Now that we understand how the segment memory is organized, let's look at what's inside it. Using my device, I have a checksum value of 0xB22C. The next word is 0x26FE. This means that the next 0x26 entries (38 bytes) are of type 0xFE. Looking in Table 24-2, we see that 0xFE refers to "TAG_EMPTY", meaning the next 38 bytes (or 19 words) are unused. Sure enough, the next 19 lines are all 0xFFFF. The next line gives the next Tag-Length entry: 0x1010. The next 0x10 entries (16 bytes or 8 words) are of type 0x10, which isn't specified in the Family User's Guide. I've submitted a question to TI support to find out about this. In any case, each entry is blank. The next Tag-Length listed is 0x0201, which means there's one word of type "TAG_DCO_30". Here we have the DCO calibration values at room temperature and 3 V. (Note that the Vcc value of the LaunchPad itself is 3.3 V, and remember that different voltage has a significant impact on the DCO!) There's only one entry, which we know has the values for CALBC1_1MHZ (0x86 on mine) and CALDCO_1MHZ (0xC4 on mine) as per the G2231 datasheet.

Reader Exercise: Using either your memory dump or mine, calculate the checksum of SegA and compare it to the value at address 0x10C0. Hint: xor'ing 0xFFFF twice has no effect; an even number of these lines can be ignored. When added to the stored checksum value, do you get zero? Calculate the two's complement by ~chksum + 1 and compare it to the stored value.

Preparing the Custom DCO Calibration
Here's the plan for our code: we'll find a custom calibration value for 7.3278 MHz and store it in SegB using the standard TLV coding set by TI. (You could do this in SegA if you wish, but since we're using a non-standard DCO frequency, I've opted to keep it out for now.) SegB is found in the memory range 0x1080 to 0x10BF. The organization of what we'll be writing will then be like this:
There's a typo here.. should be 0x38FE. I will fix the image soon.

We use the crystal to find the calibration value for 7.3278 MHz.
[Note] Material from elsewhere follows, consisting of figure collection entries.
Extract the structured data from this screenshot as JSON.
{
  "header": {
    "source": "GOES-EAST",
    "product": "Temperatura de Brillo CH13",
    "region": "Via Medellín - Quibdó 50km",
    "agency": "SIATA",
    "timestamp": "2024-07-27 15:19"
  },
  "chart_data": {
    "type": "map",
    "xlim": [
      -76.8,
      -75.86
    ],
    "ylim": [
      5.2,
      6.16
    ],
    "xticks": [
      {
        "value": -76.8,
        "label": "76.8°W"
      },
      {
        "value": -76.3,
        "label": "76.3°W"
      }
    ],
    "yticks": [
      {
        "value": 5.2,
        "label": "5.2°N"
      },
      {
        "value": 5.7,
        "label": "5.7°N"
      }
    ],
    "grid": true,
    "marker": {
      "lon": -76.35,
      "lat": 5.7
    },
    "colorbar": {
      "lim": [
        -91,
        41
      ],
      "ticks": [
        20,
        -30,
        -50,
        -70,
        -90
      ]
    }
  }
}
This value is put into the above table to calculate the checksum: 
chksum = 0x38FE ^ 0x0201 ^ {calibration values}
       = 0x3AFF ^ {calibration values}
The value stored at 0x1080 is then ~chksum + 1.
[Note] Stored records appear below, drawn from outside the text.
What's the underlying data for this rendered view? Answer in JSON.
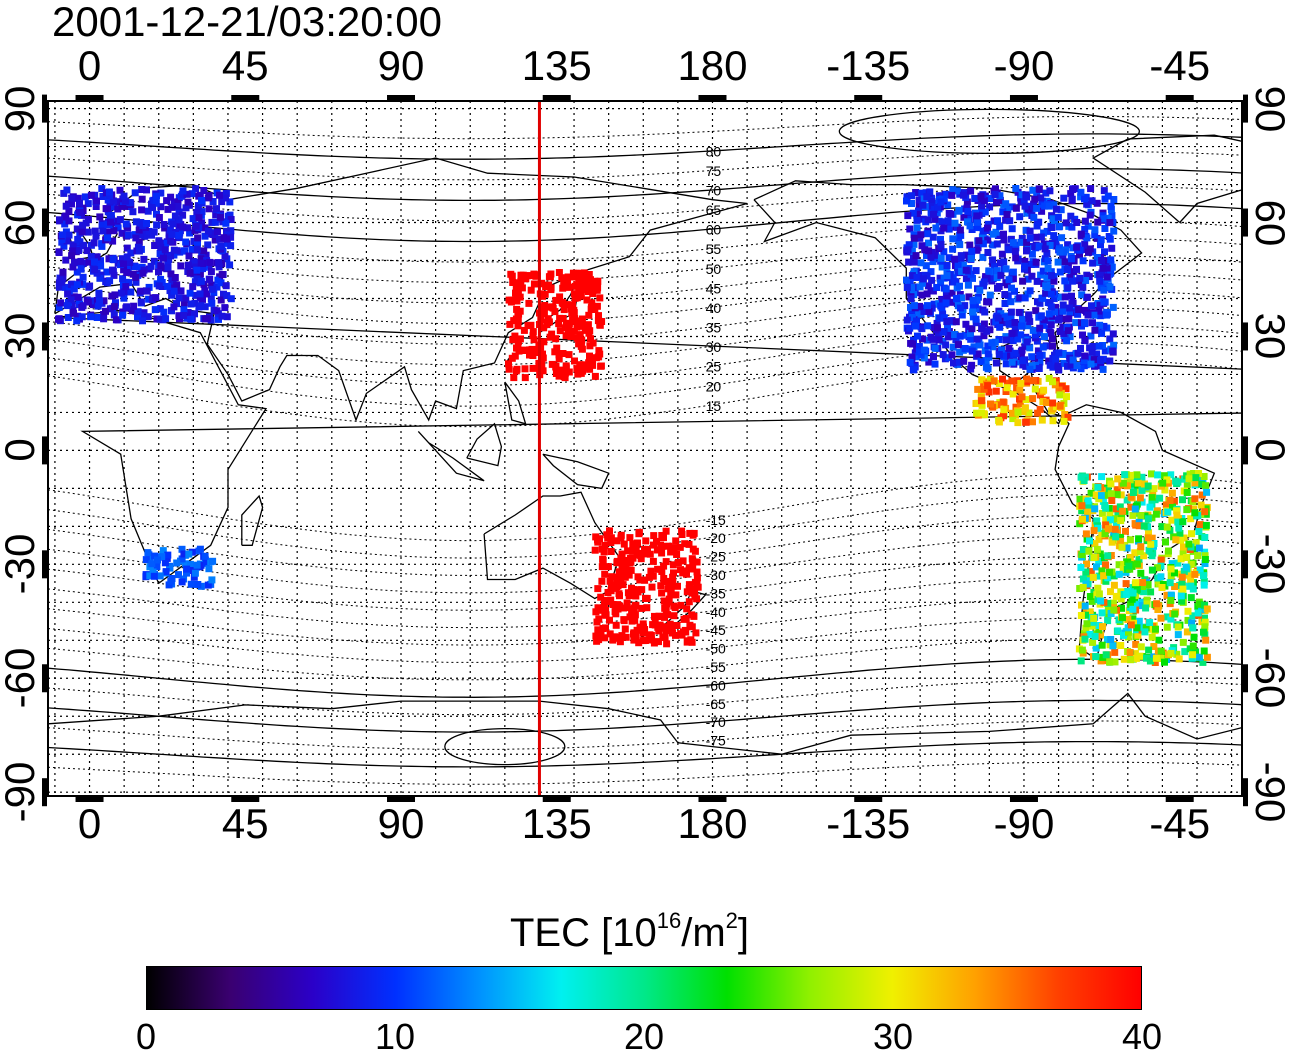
{
  "title": "2001-12-21/03:20:00",
  "lon_ticks": [
    "0",
    "45",
    "90",
    "135",
    "180",
    "-135",
    "-90",
    "-45"
  ],
  "lon_tick_values": [
    0,
    45,
    90,
    135,
    180,
    225,
    270,
    315
  ],
  "lat_ticks": [
    "90",
    "60",
    "30",
    "0",
    "-30",
    "-60",
    "-90"
  ],
  "lat_tick_values": [
    90,
    60,
    30,
    0,
    -30,
    -60,
    -90
  ],
  "map": {
    "lon_range": [
      -12,
      333
    ],
    "lat_range": [
      -91,
      92
    ],
    "grid": "dotted every 10 degrees",
    "marker_line_lon": 130,
    "marker_color": "#e00000"
  },
  "contour_labels": [
    "80",
    "75",
    "70",
    "65",
    "60",
    "55",
    "50",
    "45",
    "40",
    "35",
    "30",
    "25",
    "20",
    "15",
    "-15",
    "-20",
    "-25",
    "-30",
    "-35",
    "-40",
    "-45",
    "-50",
    "-55",
    "-60",
    "-65",
    "-70",
    "-75"
  ],
  "contour_label_lats": [
    80,
    75,
    70,
    65,
    60,
    55,
    50,
    45,
    40,
    35,
    30,
    25,
    20,
    15,
    -15,
    -20,
    -25,
    -30,
    -35,
    -40,
    -45,
    -50,
    -55,
    -60,
    -65,
    -70,
    -75
  ],
  "colorbar": {
    "title_main": "TEC  [10",
    "title_sup1": "16",
    "title_mid": "/m",
    "title_sup2": "2",
    "title_end": "]",
    "min": 0,
    "max": 40,
    "labels": [
      "0",
      "10",
      "20",
      "30",
      "40"
    ],
    "label_values": [
      0,
      10,
      20,
      30,
      40
    ],
    "colors": [
      "#000000",
      "#3a0070",
      "#2b00c8",
      "#0030ff",
      "#0090ff",
      "#00f0f0",
      "#00e88a",
      "#00e000",
      "#90f000",
      "#f0f000",
      "#ffa000",
      "#ff4000",
      "#ff0000"
    ]
  },
  "tec_regions": [
    {
      "name": "europe",
      "lon": [
        -10,
        40
      ],
      "lat": [
        35,
        70
      ],
      "tec": [
        6,
        10
      ]
    },
    {
      "name": "japan",
      "lon": [
        120,
        147
      ],
      "lat": [
        20,
        48
      ],
      "tec": [
        40,
        40
      ]
    },
    {
      "name": "north-america",
      "lon": [
        -125,
        -65
      ],
      "lat": [
        22,
        70
      ],
      "tec": [
        6,
        12
      ]
    },
    {
      "name": "central-america",
      "lon": [
        -105,
        -78
      ],
      "lat": [
        8,
        20
      ],
      "tec": [
        28,
        38
      ]
    },
    {
      "name": "australia-east",
      "lon": [
        145,
        175
      ],
      "lat": [
        -50,
        -20
      ],
      "tec": [
        40,
        40
      ]
    },
    {
      "name": "south-america",
      "lon": [
        -75,
        -38
      ],
      "lat": [
        -55,
        -5
      ],
      "tec": [
        14,
        36
      ]
    },
    {
      "name": "south-africa",
      "lon": [
        15,
        35
      ],
      "lat": [
        -35,
        -25
      ],
      "tec": [
        9,
        13
      ]
    }
  ]
}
Next, we erase SegB, and write in the following addresses:

  • 0x1080: two's complement of chksum
  • 0x1082: 0x37FE
  • 0x10BC: 0x0201
  • 0x10BE: 0x{CALBC1}{CALDCO}
This tutorial has ended up pretty long, so we'll end the discussion here. The next tutorial will review the registers in the MSP430 Flash Memory controller and describe how to program this information to the Information Memory.

Reader Exercise: The Value Line devices do not come with the other standard calibrations: 8 MHz, 12 MHz, and 16 MHz. In the chapter on TLV of the Family User's Guide, we see that the locations of these calibrations are standardized for SegA to appear in the order TLV Tag, CAL_16MHz, CAL_12MHz, CAL_8MHz, CAL_1MHz. The data in SegA for the Value Line devices doesn't leave room for these with the other three calibrations left blank, so the entire segment structure needs to be shifted. If we want to add these without loosing any of the remaining structure, how will the segment be set up? Draw up a table similar to that used in this tutorial to map out the segment structure, and show how to calculate the new checksum value based on this table.